The developer of Masque also gave me that app for this review, but I discovered it’s not a full processing app. Therefore, while it may serve the purpose for which it was created, I decided not to include its features in this review since it didn’t meet my purposes.
The major disappointment is that the iPad supports RAW files, but it doesn’t. Before I left for Atlanta, I tested a few shots and was baffled to discover that my uploaded RAW files from my M9 were horribly pixellated at a low resolution. I Googled the issue and discovered that other M9 users were having the same problem. Some cameras’ RAW files import fine.

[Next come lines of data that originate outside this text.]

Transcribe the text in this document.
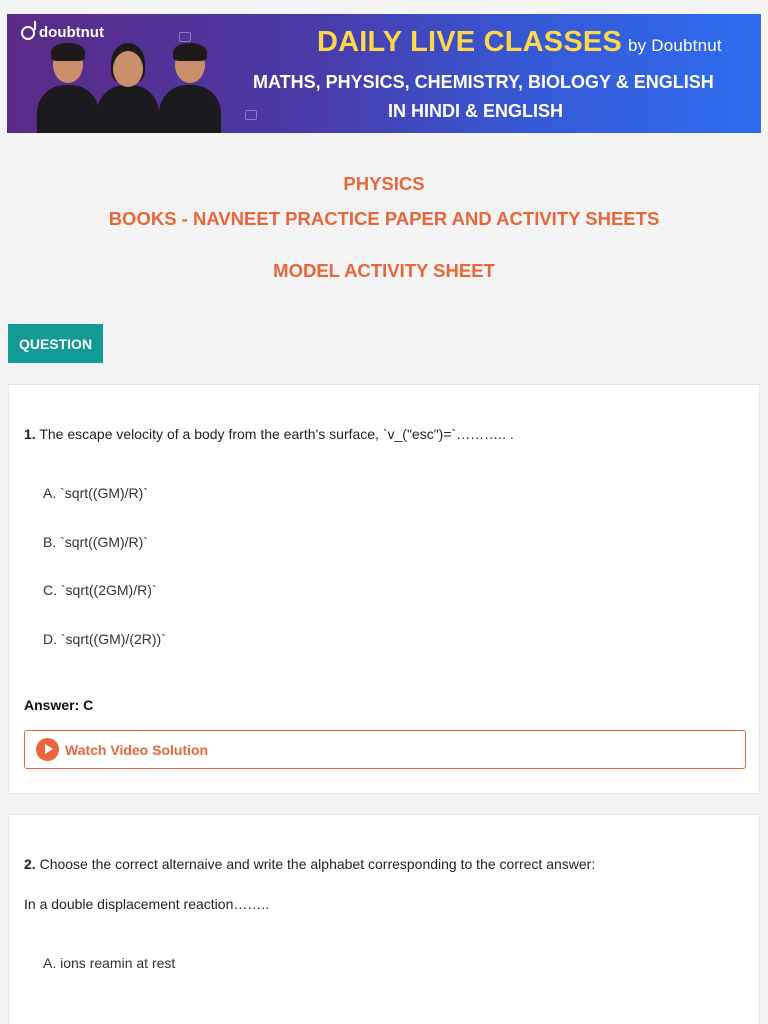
doubtnut	DAILY LIVE CLASSES by Doubtnut
MATHS, PHYSICS, CHEMISTRY, BIOLOGY & ENGLISH
IN HINDI & ENGLISH
`
PHYSICS
BOOKS - NAVNEET PRACTICE PAPER AND ACTIVITY SHEETS
MODEL ACTIVITY SHEET
QUESTION
1. The escape velocity of a body from the earth's surface, `v_("esc")=`……….. .
A. `sqrt((GM)/R)`
B. `sqrt((GM)/R)`
C. `sqrt((2GM)/R)`
D. `sqrt((GM)/(2R))`
Answer: C
Watch Video Solution
2. Choose the correct alternaive and write the alphabet corresponding to the correct answer:
In a double displacement reaction……..
A. ions reamin at rest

The workaround for me was to shoot in the RAW+JPEG mode. That solution is not ideal because of the increased memory usage, not being to transfer the images and format my card (I wait to transfer the RAW files to my Mac at home), and the inferior editing of JPEG files. Hopefully, some updates will be issued to fix this problem. Of course, non-Leica users may not be affected by this issue; just test some files from your camera to see if the Camera Connection kit will import them properly. (Note: This issue is only when importing RAW files using the card reader or the USB plugin; this does not affect RAW files that you transfer from your computer to sync with your iPad.)
Obviously, the iPad processing capabilities do not come close to my beloved Aperture with its Nik plugins or to Photoshop. However, I am pleased with the quick upload, the crisp and rich display to evaluate the files, and the ease of doing some basic processing functions. I have a device that is much lighter and convenient than my laptop that allows me, in a matter of minutes, to view images I just shot. Additionally, distributing the files, either to social networking media or by email, is just as fast (especially if you’re using Wifi or a 3G network).
Like anything else, being an early adopter has its risks and rewards. I think I fully realized the iPad’s photography power when I was reading a post from this blog. I opened Wolfgang Spekner’s Hasselblad Daily Inspiration post in my feedreader and was stunned at the visual beauty and richness when viewing the images on the iPad. I literally felt as if the photographer had just handed me some of his images to look at – without any disconnect or separation from the work. Perhaps it was the magic of the iPad, perhaps the magic of Wolfgang, but more than likely, both.